メニューに書かれている素材は、基本は異世界仕様。
土台になるレンガやコンクリートの材料(セメントや石等)、枠になる木に関しては、すでに『収納』に入っている。
問題はガラスの部分。さすがにガラスは『収納』の中には入っていない。
壁面はほぼガラス張りになるわけで、建物の大きさを考えるとかなりの枚数が必要になる。
――ドワーフのヨハンさんに聞いてみるか。
ドワーフたちの多くは鍛冶をやっているけれど、木工が得意なエトムントさんや、ワイン造りのタイーシャさん同様、ヨハンさんはガラス造りが得意なのだ。
村に赴き、ドワーフの家が集まっている方へと向かう。
今はゲインズさんの芋焼酎を作る道具(たぶん蒸留の道具)を作るのに忙しくしているようで、半分くらいはそっちに行っているらしい(ヘンリックさん談)。
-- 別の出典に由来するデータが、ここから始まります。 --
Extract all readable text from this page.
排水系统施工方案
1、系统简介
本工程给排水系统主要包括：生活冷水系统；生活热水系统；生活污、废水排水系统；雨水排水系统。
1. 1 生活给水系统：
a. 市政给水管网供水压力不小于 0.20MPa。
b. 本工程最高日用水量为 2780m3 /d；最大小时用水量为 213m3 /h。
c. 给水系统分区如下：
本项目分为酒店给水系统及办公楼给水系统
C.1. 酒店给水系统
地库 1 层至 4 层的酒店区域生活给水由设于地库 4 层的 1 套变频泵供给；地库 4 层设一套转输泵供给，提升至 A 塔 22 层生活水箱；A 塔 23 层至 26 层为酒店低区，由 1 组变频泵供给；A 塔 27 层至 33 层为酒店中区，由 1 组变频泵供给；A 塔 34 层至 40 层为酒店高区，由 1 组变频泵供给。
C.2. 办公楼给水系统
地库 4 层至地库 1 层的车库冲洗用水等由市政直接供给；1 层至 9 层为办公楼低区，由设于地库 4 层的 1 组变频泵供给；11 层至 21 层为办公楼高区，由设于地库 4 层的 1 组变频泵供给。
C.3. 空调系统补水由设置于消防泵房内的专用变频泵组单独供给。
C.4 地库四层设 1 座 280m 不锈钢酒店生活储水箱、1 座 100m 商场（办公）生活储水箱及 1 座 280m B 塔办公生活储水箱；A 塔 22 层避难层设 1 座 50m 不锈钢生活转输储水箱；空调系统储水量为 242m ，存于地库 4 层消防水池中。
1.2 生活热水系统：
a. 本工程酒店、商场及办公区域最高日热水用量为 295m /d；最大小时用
ゲインズさん専用の作業場所に行ってみると、ドワーフたちが集まっている。
「ヨハンさん、いますか!」
ヘンリックさん以外は見分けのつかない私は、ヨハンさんの名前を呼ぶと、トコトコと一人のドワーフが駆け寄ってきた。
「サツキ様、何か御用で?」
「忙しいところ、ごめんなさい」
私が温室を作ろうとしていること、それにガラスが必要なことを伝える。
「なるほど、そりゃぁ、随分と大量に必要なようですね」
そう言って、うーん、と考える。
「難しい?」
「いや、出来なくはないですよ? ただ、俺一人でとなると時間がかかりまさぁ」
「あー、そりゃ、そうね」
大きい1枚ガラス自体が難しいのだそうだ。
「どこかで買い付けてくるか……あとは別の素材にするか」
「別の素材?」
「へぇ。確かに貴族の家なんかには、ガラスの温室なんて高級な物をお持ちのところもありますがね。ガラスの代わりに魔物の素材を使うなんていうのもあるんですよ」
「え!」
まさかのガラスの代用品に、魔物素材が出てくるとは思いもしなかった。